LPS is a potent endotoxin that binds to cell surface receptors such as TLR4/CD14/MD2 that induces the secretion of proinflammatory cytokines, nitric oxide, and eicosanoids. The presence of LPS in the blood or interstitial fluid can lead to endotoxemia through Lipid A moiety, which can cause septic shock under exaggerated immune response. Septic shock includes tachycardia, tachypnea, temperature modulations, and coagulation cascade activation, consequently leading to arterial and venous dilation.[22] The resulting hypovolemia leads to cellular dysfunction as a result of inadequate tissue perfusion. Recently, a low dose of LPS exposure has correlated with autoimmune diseases, and allergies while high concentrations of LPS in the blood lead to metabolic syndrome. This increases the risk of serious diseases such as type 2 diabetes, heart diseases, and liver diseases. Furthermore, endotoxins are inherently responsible for the clinical manifestations of infections with Gram-negative bacterial pathogens, such as Neisseria meningitides, that causes meningococcal disease, such as Waterhouse-Friderichsen syndrome, meningococcemia, and meningitis. Specific opportunistic pathogens like Pseudomonas aeruginosaBurkholderia cepacia complex bacteria, Helicobacter pylori, and Salmonella enterica can adapt to through LPS structure-function changes to develop a chronic infection in the respiratory and gastrointestinal tract.[3]

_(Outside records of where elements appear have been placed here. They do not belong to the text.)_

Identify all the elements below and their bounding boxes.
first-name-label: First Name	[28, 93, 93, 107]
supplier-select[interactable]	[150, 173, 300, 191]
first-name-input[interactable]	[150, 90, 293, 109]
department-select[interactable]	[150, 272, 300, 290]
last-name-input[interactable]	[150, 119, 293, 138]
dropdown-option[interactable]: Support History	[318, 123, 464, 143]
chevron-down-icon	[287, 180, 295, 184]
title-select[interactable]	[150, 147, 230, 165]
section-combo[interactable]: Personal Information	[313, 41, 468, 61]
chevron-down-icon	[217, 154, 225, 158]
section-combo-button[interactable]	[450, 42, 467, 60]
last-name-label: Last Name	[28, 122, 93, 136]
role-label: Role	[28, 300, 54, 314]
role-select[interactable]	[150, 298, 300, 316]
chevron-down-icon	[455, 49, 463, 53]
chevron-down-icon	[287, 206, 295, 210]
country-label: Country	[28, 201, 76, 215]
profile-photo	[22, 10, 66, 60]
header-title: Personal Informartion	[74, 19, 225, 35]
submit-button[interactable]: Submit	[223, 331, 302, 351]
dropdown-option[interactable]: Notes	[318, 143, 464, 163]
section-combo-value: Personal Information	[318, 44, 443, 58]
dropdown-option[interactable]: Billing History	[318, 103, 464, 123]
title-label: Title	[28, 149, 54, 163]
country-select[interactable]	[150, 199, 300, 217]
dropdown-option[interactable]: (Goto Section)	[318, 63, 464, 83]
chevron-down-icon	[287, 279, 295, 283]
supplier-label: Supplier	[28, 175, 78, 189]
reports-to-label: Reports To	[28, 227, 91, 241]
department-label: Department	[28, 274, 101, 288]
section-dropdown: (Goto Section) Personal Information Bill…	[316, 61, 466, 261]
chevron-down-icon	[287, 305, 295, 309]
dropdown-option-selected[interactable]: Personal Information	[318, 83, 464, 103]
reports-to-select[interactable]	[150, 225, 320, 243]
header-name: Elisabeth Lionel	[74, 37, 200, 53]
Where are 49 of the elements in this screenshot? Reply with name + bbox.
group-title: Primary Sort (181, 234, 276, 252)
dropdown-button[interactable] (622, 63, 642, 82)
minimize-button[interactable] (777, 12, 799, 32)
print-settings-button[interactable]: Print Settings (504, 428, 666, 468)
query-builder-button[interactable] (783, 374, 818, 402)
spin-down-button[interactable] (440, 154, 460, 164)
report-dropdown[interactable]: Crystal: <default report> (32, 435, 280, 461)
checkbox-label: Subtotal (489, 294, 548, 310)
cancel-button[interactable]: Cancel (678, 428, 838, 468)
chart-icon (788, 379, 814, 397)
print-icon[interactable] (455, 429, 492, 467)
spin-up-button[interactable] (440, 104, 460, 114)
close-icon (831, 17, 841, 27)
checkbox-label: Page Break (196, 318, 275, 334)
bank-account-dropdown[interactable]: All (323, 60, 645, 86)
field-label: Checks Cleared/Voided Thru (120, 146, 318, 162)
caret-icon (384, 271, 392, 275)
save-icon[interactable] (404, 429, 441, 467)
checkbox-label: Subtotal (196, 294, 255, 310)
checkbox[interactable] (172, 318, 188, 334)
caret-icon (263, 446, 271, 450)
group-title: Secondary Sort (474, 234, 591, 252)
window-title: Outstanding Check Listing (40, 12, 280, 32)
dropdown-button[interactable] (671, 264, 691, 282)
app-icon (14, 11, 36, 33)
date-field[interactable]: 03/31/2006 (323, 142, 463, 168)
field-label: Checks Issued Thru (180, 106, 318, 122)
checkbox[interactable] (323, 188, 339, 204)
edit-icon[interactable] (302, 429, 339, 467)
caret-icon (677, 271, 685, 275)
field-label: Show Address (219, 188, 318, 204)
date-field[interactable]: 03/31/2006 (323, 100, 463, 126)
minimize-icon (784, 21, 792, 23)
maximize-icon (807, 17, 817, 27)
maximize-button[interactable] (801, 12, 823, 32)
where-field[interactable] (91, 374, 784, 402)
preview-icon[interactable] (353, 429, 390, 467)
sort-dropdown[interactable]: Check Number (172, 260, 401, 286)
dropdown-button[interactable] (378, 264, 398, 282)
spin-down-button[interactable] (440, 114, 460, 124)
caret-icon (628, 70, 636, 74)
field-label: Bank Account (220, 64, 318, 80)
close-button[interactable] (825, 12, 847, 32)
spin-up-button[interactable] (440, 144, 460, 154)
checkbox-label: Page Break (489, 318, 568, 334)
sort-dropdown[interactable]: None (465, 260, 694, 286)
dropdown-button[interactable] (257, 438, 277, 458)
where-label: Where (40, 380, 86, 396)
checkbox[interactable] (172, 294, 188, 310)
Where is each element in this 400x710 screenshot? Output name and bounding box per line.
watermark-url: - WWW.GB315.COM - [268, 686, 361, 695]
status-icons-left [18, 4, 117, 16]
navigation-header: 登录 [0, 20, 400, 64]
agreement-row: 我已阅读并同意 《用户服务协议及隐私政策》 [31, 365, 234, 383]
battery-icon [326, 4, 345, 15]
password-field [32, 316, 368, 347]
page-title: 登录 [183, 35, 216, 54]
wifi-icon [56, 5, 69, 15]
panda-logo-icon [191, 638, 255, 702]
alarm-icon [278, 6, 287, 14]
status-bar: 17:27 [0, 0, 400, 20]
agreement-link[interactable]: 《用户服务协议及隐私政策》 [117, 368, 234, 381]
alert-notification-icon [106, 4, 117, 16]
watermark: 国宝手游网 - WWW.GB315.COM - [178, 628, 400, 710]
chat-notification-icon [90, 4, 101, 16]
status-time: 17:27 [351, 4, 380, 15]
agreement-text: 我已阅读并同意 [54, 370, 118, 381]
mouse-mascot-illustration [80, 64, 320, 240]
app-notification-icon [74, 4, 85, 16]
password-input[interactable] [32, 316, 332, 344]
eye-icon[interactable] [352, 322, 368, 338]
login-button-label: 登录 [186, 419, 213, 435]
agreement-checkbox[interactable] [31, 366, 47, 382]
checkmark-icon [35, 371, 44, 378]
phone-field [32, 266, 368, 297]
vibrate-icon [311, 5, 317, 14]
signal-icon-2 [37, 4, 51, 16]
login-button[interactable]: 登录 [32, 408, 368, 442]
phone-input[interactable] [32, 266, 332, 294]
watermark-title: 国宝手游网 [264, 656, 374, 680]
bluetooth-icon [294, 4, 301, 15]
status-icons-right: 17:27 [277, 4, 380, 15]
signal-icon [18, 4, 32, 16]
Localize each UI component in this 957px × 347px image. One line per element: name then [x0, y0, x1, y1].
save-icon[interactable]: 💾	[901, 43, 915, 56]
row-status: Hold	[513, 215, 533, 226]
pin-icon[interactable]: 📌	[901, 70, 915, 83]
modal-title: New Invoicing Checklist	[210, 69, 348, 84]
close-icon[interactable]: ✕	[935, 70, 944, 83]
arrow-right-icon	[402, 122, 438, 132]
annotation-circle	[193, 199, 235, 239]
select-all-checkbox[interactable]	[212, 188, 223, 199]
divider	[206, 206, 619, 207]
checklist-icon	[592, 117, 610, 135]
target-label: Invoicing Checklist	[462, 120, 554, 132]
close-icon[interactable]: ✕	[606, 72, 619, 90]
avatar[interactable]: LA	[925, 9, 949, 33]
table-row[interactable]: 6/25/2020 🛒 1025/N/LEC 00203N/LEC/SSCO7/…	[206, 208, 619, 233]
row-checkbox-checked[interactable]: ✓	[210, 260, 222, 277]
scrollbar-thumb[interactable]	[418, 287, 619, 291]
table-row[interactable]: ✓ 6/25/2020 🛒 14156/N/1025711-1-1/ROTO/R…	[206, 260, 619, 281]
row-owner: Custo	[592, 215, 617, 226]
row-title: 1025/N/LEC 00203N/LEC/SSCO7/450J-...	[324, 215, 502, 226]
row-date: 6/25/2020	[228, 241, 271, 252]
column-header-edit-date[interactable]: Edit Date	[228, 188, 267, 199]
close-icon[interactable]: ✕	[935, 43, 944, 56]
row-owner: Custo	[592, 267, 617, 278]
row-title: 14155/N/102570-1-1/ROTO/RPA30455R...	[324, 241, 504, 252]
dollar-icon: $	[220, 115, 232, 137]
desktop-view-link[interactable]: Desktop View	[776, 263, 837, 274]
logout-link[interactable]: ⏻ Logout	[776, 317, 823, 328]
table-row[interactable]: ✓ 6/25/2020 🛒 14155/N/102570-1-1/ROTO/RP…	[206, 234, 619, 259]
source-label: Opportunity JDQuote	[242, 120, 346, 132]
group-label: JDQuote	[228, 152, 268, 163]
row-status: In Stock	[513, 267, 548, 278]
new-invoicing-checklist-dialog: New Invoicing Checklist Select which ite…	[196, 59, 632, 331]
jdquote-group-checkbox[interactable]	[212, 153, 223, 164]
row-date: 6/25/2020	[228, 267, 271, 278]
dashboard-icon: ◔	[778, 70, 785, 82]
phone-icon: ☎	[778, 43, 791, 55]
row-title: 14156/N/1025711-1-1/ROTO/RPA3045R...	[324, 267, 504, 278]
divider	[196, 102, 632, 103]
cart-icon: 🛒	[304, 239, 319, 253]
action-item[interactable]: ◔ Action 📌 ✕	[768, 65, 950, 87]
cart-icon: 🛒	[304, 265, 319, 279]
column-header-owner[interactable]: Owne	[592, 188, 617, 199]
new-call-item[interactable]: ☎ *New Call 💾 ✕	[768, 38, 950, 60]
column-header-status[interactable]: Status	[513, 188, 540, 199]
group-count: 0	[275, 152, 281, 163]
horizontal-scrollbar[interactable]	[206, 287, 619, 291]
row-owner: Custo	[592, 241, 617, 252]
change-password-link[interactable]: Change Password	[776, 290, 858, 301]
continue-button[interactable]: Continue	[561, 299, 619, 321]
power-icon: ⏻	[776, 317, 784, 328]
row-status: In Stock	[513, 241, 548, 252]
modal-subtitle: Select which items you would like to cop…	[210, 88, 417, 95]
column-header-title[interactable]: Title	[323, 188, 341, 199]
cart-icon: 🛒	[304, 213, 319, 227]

Recently, research has demonstrated that LPS induces membrane lipid disturbances, which affect cholesterol interacting proteins, lipoprotein metabolism, and membrane apo E/amyloid-beta interactions. These alterations predispose to hypercholesterolemia, dyslipidemia, and non-alcoholic fatty liver disease.[23] In some cases, the presence of LPS can interfere with the clearance of toxins from the body linking it to neurological degeneration.[24]

Clinical Significance

Diagnostic Marker: LPS can serve as an early diagnostic marker for infections. The presence of LPS in the serum, as low as 1 to 2 mg, can induce toxicity in the host mainly through the lipid A portion (the endotoxin). Endotoxin can induce symptoms of inflammation, fever, and leukopenia, and damage to blood vessels, finally leading to hypotension. High endotoxin can cause septicemia and shock.

Immunomodulation: LPS can help immune modulation in low doses by stimulating the polyclonal differentiation and multiplication of B-cells to secrete antibodies, especially IgG and IgM. In infants, LPS from the gut assist the development of the immune system. Bifidobacterium LPS is helpful during the development of a healthy immune system, while Bacteroides LPS demonstrates induction of food allergy and anti-insulin antibodies, an early sign of immune dysfunction.

Enhance the effect of Vaccines and Drugs: TLR activation is inducible by low levels of endotoxin, present in vaccines, and other immunotherapeutics, which provides improved immunization and drug effect, leading to better therapeutic outcomes. Low levels of LPS present in adjuvant can enhance their activity. Hence, the term for it is innate immune response modulation impurities (IIRMIs).[25]

Clinical Research: In clinical research, LPS preparations are useful for elucidating LPS biosynthesis, metabolism, immunology, physiology, and toxicity. LPS is also used to induce the synthesis and secretion of growth-promoting factors such as interleukins in in-vitro and in vivo research studies. Because of its direct function in causing septicemia, LPS has been studied to identify possible antibodies targets and inhibitors.